Sangrar o coração do Verbo
de nós usurpado,
ser fluxo descontínuo
em suas entranhas,
ser dele o transe
e remover-lhe a tez opaca:
anoitecê-lo, salvá-lo.
*
Questão de vala
Resiste, ainda, à pólvora odiosa
o corpo abnegado de Marielle,
o corpo compassivo, suspenso em flor.
Resiste a espumosas rotas de sangue
inscritas em mares de horror,
resiste à vida abreviada,
esquecida entre as histórias
de tantas vidas preteridas.
Seja, enfim, questão de vala:
quanto fala
a bala
que em nós cala?
Não pode conter o chumbo certeiro
o corpo abnegado de Marielle,
não pode conter os projéteis
que se desviam dos prédios da zona sul,
que se afastam dos carros de luxo,
que contornam os bem nascidos,
e vão alijar uma outra existência
já tão relegada à negação,
já tão calejada de nãos.
Seja, enfim, questão de vala:
quanto fala
a bala
que em nós cala?
E se assim vive, embora varado,
o corpo abnegado de Marielle,
o corpo compassivo, suspenso em flor,
é porque aprendeu a enganar o fim,
tendo de suportar a dor mais doída
e se alimentar de si nos dias de fome,
teve mesmo de tatuar o etéreo nome
na carne viva da memória
a que nenhum fuzil pode matar.
Seja, enfim, questão de vala:
quanto fala
a bala
que em nós cala?
*
Imaginário
Pende entre minhas pernas pretas
um mito gorduroso,
quase impossível de carregar.
E na sua plena atividade,
na diabólica plasticidade,
me arqueia o dorso,
me alquebra o corpo
até interditá-lo.
E na sua robustez de mito,
me debilita a frágil saúde
ainda mais,
nas suas dimensões de mito,
me diminui a forma
ainda mais,
na sua centralidade de mito,
me reduz a toda solidão
do cais.
Por isso, não morram
se eu resolver
extirpa-lo amanhã.
É que minhas pernas pretas
marcham melhor
sem o seu peso incômodo,
minha cabeça preta
se equilibra melhor
sem o seu peso incômodo,
todo meu corpo preto
se ergue maior
sem o seu peso incômodo.
*
Corpo morto de meu pai
Sobre o corpo morto de meu pai,
os muitos lapsos desintegraram
e toda consciência se elevou diáfana,
na tarde de um domingo sem fim.
E tão imorredouro era o corpo sem vida,
tão farto o sangue na carne insepulta,
que nem o fluxo do soro estancava
(pouco convencido das veias jazidas),
nem a bexiga morta deixava de mijar.
E tão esfuziante era o corpo morto
na rubra intimidade a apodrecer,
que as paixões mais assombrosas do mundo
desejaram ali se abrigar:
suplantado estava o indefinível hiato político,
também o preço do gás,
o vigor dos verbos guardados,
o ranger das portas, o cão mudo com fome,
também as provas de amor,
também toda lágrima e todo riso,
também qualquer presságio
ou sintomas de beleza distante
ou qualquer “como vai?”
a fulgurar na manhã vulgar.
Somente a humanidade incauta
que exalou do corpo morto de meu pai
é o que é para sempre.
*
Duplo
Para José Carlos Limeira
Meu corpo filtrava desesperos e alegria,
se insurgia no coração das horas livres.
Meu corpo evadido resultava de coragens múltiplas,
de ternuras errantes, e eu te invocava
sob o afeto das paixões conjugadas.
Solto, grávido de tanto horizonte,
meu corpo vibrava em vermelho,
fazia a roda dançar no ritmo primordial.
Dispunha o fértil ouvido à palavra fecunda
e, combatente, eu te invocava no brilho da navalha.
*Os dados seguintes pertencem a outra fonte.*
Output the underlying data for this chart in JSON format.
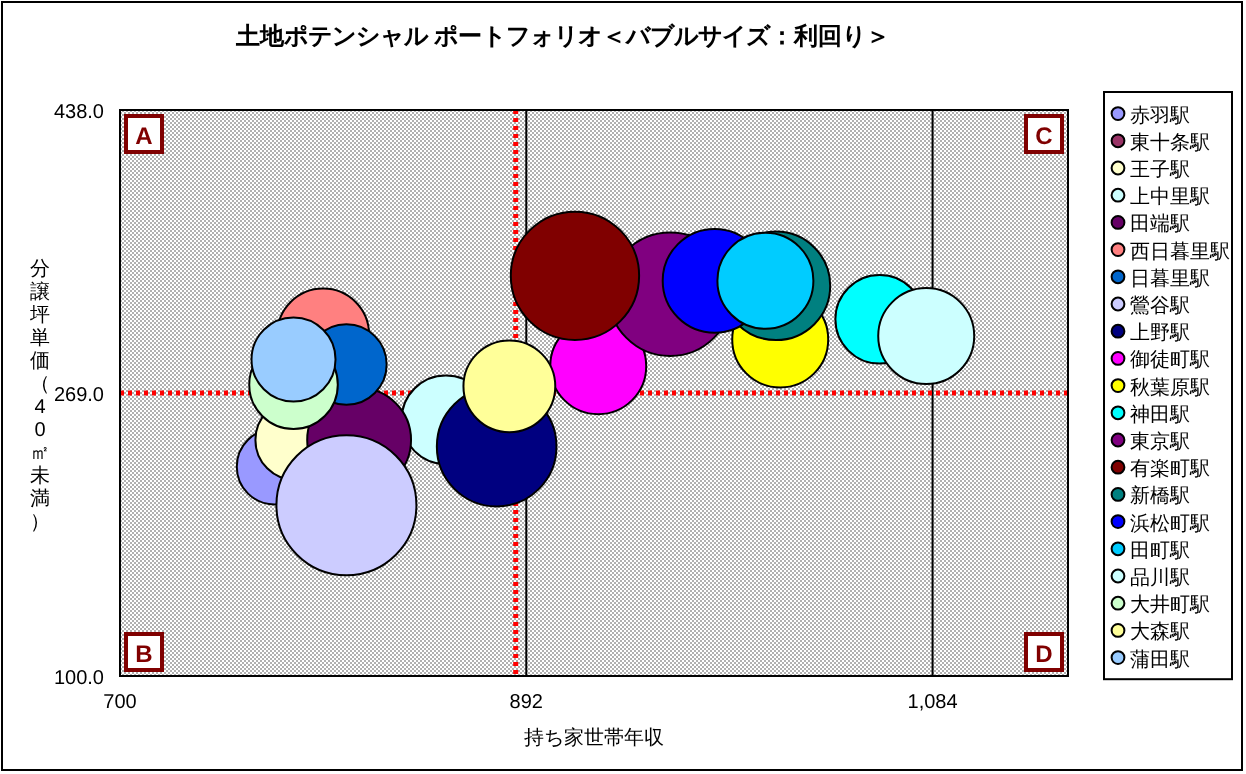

Me embrenhava por matas noturnas,
abrigava tua luz em minha boca,
lambia o segredo puro dos céus
e sentia escorrer o signo libertário, motor da existência.
Ia te pedindo a bênção enquanto
agradecia por tantas inconsciências,
mergulhava fundo, abocanhava doze búzios,
ali me adivinhava na forma viva da força.
Assim despachado, sentia os ossos tornarem aço,
a pele do corpo, descolando-se da carne, virar rocha,
e a gordura, que havia no íntimo, verter a lava do vulcão.
Enquanto toda Memória se espelhava
e eu me integrava ao sonho,
via, perplexo, se compor esse meu duplo
num encantado monumento de linguagem.